Gazetta Bamberg Süper Lig
Mustafa T. wirft das Handtuch – und teilt mächtig aus
Kaum ist der Abgang von Hüsnü K. (Manager von Los Galacticos) verdaut, bebt die Liga erneut. Nun hat auch Mustafa T., seines Zeichens Manager von JFG Karaoglanspor, sein Amt im Sportgericht niedergelegt – und er tut es nicht leise.

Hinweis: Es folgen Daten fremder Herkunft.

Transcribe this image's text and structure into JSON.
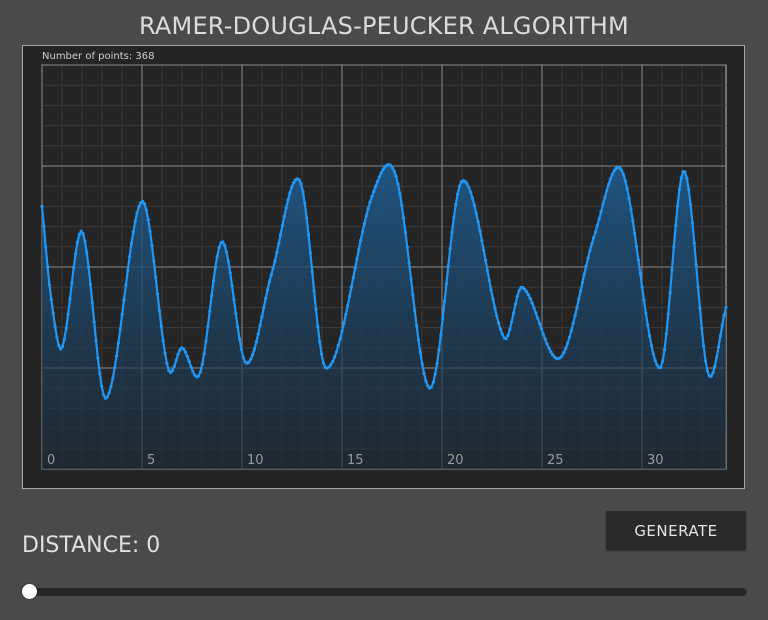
{
  "app": {
    "title": "RAMER-DOUGLAS-PEUCKER ALGORITHM"
  },
  "chart": {
    "point_count_label": "Number of points: 368"
  },
  "controls": {
    "distance_label": "DISTANCE: 0",
    "generate_label": "GENERATE",
    "distance_value": 0
  },
  "colors": {
    "background": "#4a4a4a",
    "panel": "#252525",
    "line": "#2196f3",
    "fill_top": "#1e5a8c",
    "grid_major": "#8a8a8a",
    "grid_minor": "#3a3a3a"
  },
  "chart_data": {
    "type": "area",
    "title": "",
    "xlabel": "",
    "ylabel": "",
    "xlim": [
      0,
      34.2
    ],
    "ylim": [
      -1.0,
      3.0
    ],
    "x_ticks": [
      0,
      5,
      10,
      15,
      20,
      25,
      30
    ],
    "x_tick_labels": [
      "0",
      "5",
      "10",
      "15",
      "20",
      "25",
      "30"
    ],
    "y_grid": [
      -1.0,
      0.0,
      1.0,
      2.0,
      3.0
    ],
    "grid": true,
    "num_points": 368,
    "series": [
      {
        "keypoints": [
          [
            0.0,
            1.6
          ],
          [
            0.45,
            0.7
          ],
          [
            1.0,
            0.2
          ],
          [
            2.0,
            1.35
          ],
          [
            3.2,
            -0.3
          ],
          [
            5.0,
            1.65
          ],
          [
            6.3,
            0.0
          ],
          [
            7.0,
            0.2
          ],
          [
            7.9,
            -0.05
          ],
          [
            9.0,
            1.25
          ],
          [
            10.2,
            0.05
          ],
          [
            11.5,
            0.95
          ],
          [
            12.9,
            1.85
          ],
          [
            14.2,
            0.0
          ],
          [
            16.5,
            1.7
          ],
          [
            17.7,
            1.9
          ],
          [
            19.4,
            -0.2
          ],
          [
            21.0,
            1.85
          ],
          [
            23.1,
            0.3
          ],
          [
            24.0,
            0.8
          ],
          [
            25.9,
            0.1
          ],
          [
            27.6,
            1.3
          ],
          [
            29.0,
            1.95
          ],
          [
            30.9,
            0.0
          ],
          [
            32.1,
            1.95
          ],
          [
            33.3,
            -0.05
          ],
          [
            34.2,
            0.6
          ]
        ]
      }
    ]
  }
}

„Von einer Entlassung ist mir nichts bekannt“
Mit einem klaren Hieb Richtung Vorstand stellt Mustafa T. gleich klar:
„Von einer Entlassung ist mir nichts bekannt. Ich habe mein Amt selbst niedergelegt, da die betreffenden Personen für mich weder neutral noch mit dem nötigen Verstand handeln.“
Die Posse um die Spieltagsprämien 🎲💸
Was folgte, war ein handfester Skandal um Spieltagsprämien. Für Mustafa T. eine Farce:
„Normalerweise zählen die Stimmen der CEOs bei Abstimmungen nicht. (…) In diesem Fall kam es jedoch zu einem 3:3-Ergebnis, weil plötzlich auch Anil als CEO mit abgestimmt hat.“
Das Resultat: mehr als 66 Spieler betroffen, Manager chancenlos und Spieltag 1 als „Prämien-Grab“ in die Annalen eingegangen.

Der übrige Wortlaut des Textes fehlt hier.